“”Pharmaceutical information is intimately related to health or medical information, which society has long treated as very sensitive and private,” Tien said. “Think about all the ‘personal’ items we buy at the drugstore. My wife wouldn’t want anyone to know she had bought a home pregnancy kit. If RFIDs are promiscuous – unencrypted, not protected against being read by any RFID reader – anyone with a reader could know what she bought.”
Retailers could, in theory, get rid of clerks with robots that read item prices and credit cards.”

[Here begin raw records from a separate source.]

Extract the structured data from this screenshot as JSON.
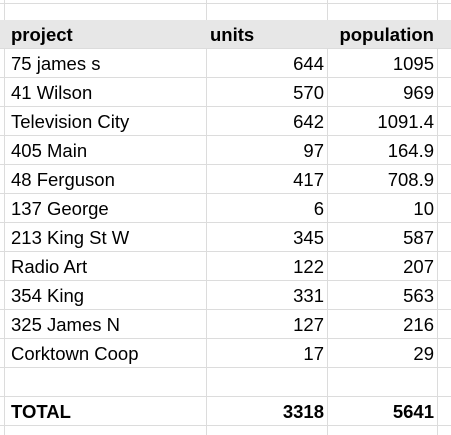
{
  "sheet": {
    "headers": {
      "project": "project",
      "units": "units",
      "population": "population"
    },
    "rows": [
      {
        "project": "75 james s",
        "units": "644",
        "population": "1095"
      },
      {
        "project": "41 Wilson",
        "units": "570",
        "population": "969"
      },
      {
        "project": "Television City",
        "units": "642",
        "population": "1091.4"
      },
      {
        "project": "405 Main",
        "units": "97",
        "population": "164.9"
      },
      {
        "project": "48 Ferguson",
        "units": "417",
        "population": "708.9"
      },
      {
        "project": "137 George",
        "units": "6",
        "population": "10"
      },
      {
        "project": "213 King St W",
        "units": "345",
        "population": "587"
      },
      {
        "project": "Radio Art",
        "units": "122",
        "population": "207"
      },
      {
        "project": "354 King",
        "units": "331",
        "population": "563"
      },
      {
        "project": "325 James N",
        "units": "127",
        "population": "216"
      },
      {
        "project": "Corktown Coop",
        "units": "17",
        "population": "29"
      }
    ],
    "total": {
      "label": "TOTAL",
      "units": "3318",
      "population": "5641"
    },
    "header_background": "#e7e7e7",
    "gridline_color": "#dcdcdc"
  }
}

RFID holds tremendous promise in pharmaceuticals by providing manufacturing source and handling information. This authentication would prevent counterfeiting and ensure products were held to the highest standards in transit.
At this time and for the forseeable future it is impossible for robots to act as pharmacists. Furthermore, RFID would in no way inhibit or encourage the gathering of consumer information already available to credit companies, frequent buyer programs or retail outlets using biometric consumer identification.
While this article correctly reports that Wal-Mart and major drug companies are investigating RFID for use in pharmacies, its contributer’s suppositions on tracking reproduction and privacy are both bizzare and misguided.
“Should I be able to carry an RFID reader around in a hospital and know what pharmaceuticals are being used in which room?”
While the consequence of an RFID reader at hand is unclear, RFID News hopes that hospitals keep clear records and close track of pharmaceuticals administered to patients.